BED files are 0-based, so plan accordingly!

...or this could be a VCF file that contains a data line for chr03 region information for the CHROM, POS, and INFO columns with the INFO column containing a END field. For example:

#CHROM  POS ID  REF ALT QUAL  FILTER  INFO  ...
chr03   1   r1  A   T   50    PASS    END=5000

Create FASTA data

While haplotype sequences are abstracted to MD5 hashes in hVCF files, sequence information can be recapitulated from these hash values using the create-fasta-from-hvcf command:

phg create-fasta-from-hvcf \
  --hvcf-file my_sample.h.vcf \
  --fasta-type composite \
  -o my_sequence.fa

As the name of this command implies, we are creating FASTA files of nucleotide sequence data from a single hVCF file or a collection of hVCF files by specifying a directory:

  • --hvcf-file - path to an hVCF file. Can be substituted with --hvcf-dir.
  • --hvcf-dir - path to a directory containing hVCF files. Can be substituted with --hvcf-file.
  • --fasta-type - what type of FASTA format do you want to use?
  • composite - generate a FASTA file that contains all haplotypes concatenated together by consecutive reference ranges. This composite or "pseudo" genome can be used for rare allele discovery.
  • haplotype - generate a FASTA file where each haplotype is a seperate FASTA entry. Useful for read mapping, imputation or simple haplotype sequence retrieval.
  • -o - output path for generated FASTA file.

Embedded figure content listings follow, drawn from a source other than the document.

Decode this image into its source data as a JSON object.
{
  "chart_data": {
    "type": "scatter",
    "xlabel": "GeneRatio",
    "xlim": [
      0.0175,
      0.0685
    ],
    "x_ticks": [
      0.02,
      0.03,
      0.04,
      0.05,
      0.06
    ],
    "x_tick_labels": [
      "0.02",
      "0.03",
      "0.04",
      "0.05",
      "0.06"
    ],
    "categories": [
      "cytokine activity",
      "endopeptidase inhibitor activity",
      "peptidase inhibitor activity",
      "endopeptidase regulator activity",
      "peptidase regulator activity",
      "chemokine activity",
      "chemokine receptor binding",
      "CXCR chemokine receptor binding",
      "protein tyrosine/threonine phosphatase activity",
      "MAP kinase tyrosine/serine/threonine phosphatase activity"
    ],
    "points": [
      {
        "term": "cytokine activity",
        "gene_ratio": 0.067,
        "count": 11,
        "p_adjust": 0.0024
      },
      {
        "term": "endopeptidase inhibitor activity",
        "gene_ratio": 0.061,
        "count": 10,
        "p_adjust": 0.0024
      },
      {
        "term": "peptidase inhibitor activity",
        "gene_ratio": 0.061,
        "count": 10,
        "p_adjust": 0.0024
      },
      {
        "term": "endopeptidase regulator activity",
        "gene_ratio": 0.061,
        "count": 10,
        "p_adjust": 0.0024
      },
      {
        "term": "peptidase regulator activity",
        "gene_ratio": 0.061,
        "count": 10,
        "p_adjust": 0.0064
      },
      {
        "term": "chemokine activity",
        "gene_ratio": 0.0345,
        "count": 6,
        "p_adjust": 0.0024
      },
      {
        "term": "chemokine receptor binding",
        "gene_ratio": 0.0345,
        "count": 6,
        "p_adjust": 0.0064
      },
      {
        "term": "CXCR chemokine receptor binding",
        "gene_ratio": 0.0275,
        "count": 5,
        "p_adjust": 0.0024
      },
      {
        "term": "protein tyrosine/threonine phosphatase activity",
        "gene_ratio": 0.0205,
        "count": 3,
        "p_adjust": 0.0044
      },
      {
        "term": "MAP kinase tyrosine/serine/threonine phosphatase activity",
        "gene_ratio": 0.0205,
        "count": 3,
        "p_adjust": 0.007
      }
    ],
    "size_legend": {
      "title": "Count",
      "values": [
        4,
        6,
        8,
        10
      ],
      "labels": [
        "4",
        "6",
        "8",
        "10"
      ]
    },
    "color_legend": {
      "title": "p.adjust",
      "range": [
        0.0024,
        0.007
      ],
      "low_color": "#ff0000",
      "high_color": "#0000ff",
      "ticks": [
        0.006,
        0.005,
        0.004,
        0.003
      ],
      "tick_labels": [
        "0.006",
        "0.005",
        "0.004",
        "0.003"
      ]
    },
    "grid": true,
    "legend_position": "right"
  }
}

Data retrieval using BrAPI endpoints and rPHG

While the above commands allow for individual-oriented access to PHG data, another option is to start a "RESTful" web service. This service can provide access to a centralized PHG database, allowing multiple individuals in a team to simultaneously retrieve PHG-relevant information. The following web service leverages the Breeding API (BrAPI which provides a standard, community-driven collection of web retrieval calls relevant to plant breeding.

To create a web service for serving PHG data, we can use the start-server command:

phg start-server \
  --db-path vcf_dbs \
  --port 8080

This command takes only two arguments:

  • --db-path - path to directory storing the TileDB instances.
  • --port - web server port for the network connection. Defaults to 8080.

Once this command is run, a web service to localhost will start and data can be retrieved: * manually using BrAPI endpoints and cURL:

# An example pointing to the 'samples' BrAPI endpoint
$ curl http://localhost:8080/brapi/v2/samples
# An example pointing to a composite hVCF file
$ curl http://localhost:8080/brapi/v2/variantsets
  • using the R package, rPHG2. Since this is a separate library, more information about the library and retrieval methods can be found here.